A resistência à intimidação fez com que outro tipo de estratégia, mais agressiva, fosse colocada em marcha: desde visitas ostensivas de agentes à paisana ao local do evento, desencorajamento de permanência de quem se aproximasse com intuito de adquirir bilhete, visita inusitada do soba e ainda uma campanha de desinformação executada utilizando o serviço de SMS de uma das operadoras nacionais, em tom alarmante, advertia a população a não ir ao evento pois “algo de mau irá acontecer”. Para coroar tudo isto, um corte de energia foi encomendado quando o evento já decorria.

Ameaça mal disfarçada de conselho.
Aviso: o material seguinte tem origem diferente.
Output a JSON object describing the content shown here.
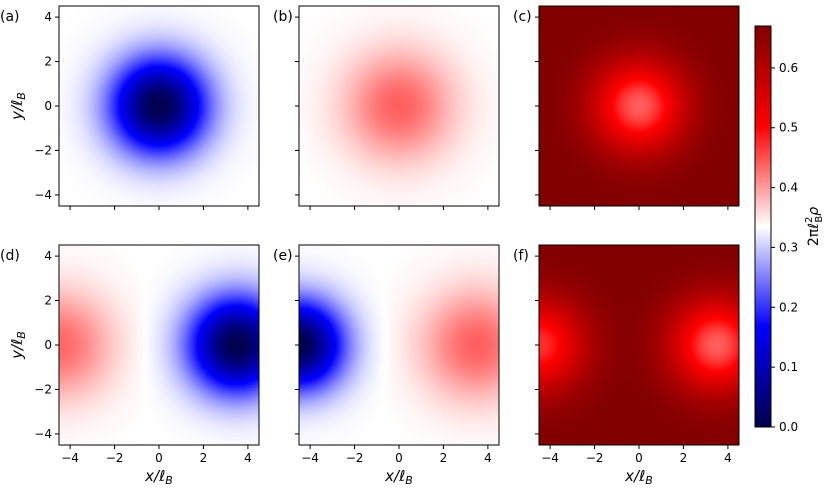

O visado tentou ligar para o remetente, mas o número estava desligado.


Os rapazes foram firmes e resolutos, levando em frente a sua intenção de realização do evento que tão cuidadosamente prepararam, não abdicando de nenhum dos pormenores previstos inicialmente, incluindo a participação do MCK que acabou por cantar o dobro daquilo para o que tinha sido contratado, em sinal de reconhecimento tanto pela organização, como pela brava plateia de (à volta de) 80 almas, que apesar dos alertas, não quiseram perder um evento que é raro para os amantes de Hip Hop consciente na terra das acácias rubras.


As consequências da sua “afronta” à ordem superior e arbitrária já começaram a fazer-se sentir e o pequeno espaço de 30 minutos semanais que lhes era cedido na Radio Morena, lhes foi retirado mas, claro está, de maneira amigável, sem celeuma, sem ressentimentos pois, afinal de contas, coitado do “dono do programa” que receia agora ter qualquer tipo de associação a esta juventude desobediente, não vá ele, por seu turno, perder tão pequena “benesse” como um inofensivo programa de rádio.


Para download gratuito, a banda dispensou uma das suas novas faixas intitulada “10 anos de irmandade“, no qual abordam justamente o assunto aqui relatado.


Só mais um episódio entre milhares no país do revanchismo, protagonizado pelos mesmos dinossauros políticos que recusam aperceber-se que essas práticas já não têm lugar numa Angola democrática e seguem, envergonhando o país perante o mundo, ao mesmo tempo que impingem por força de discursos exemplos que nunca lhe deram.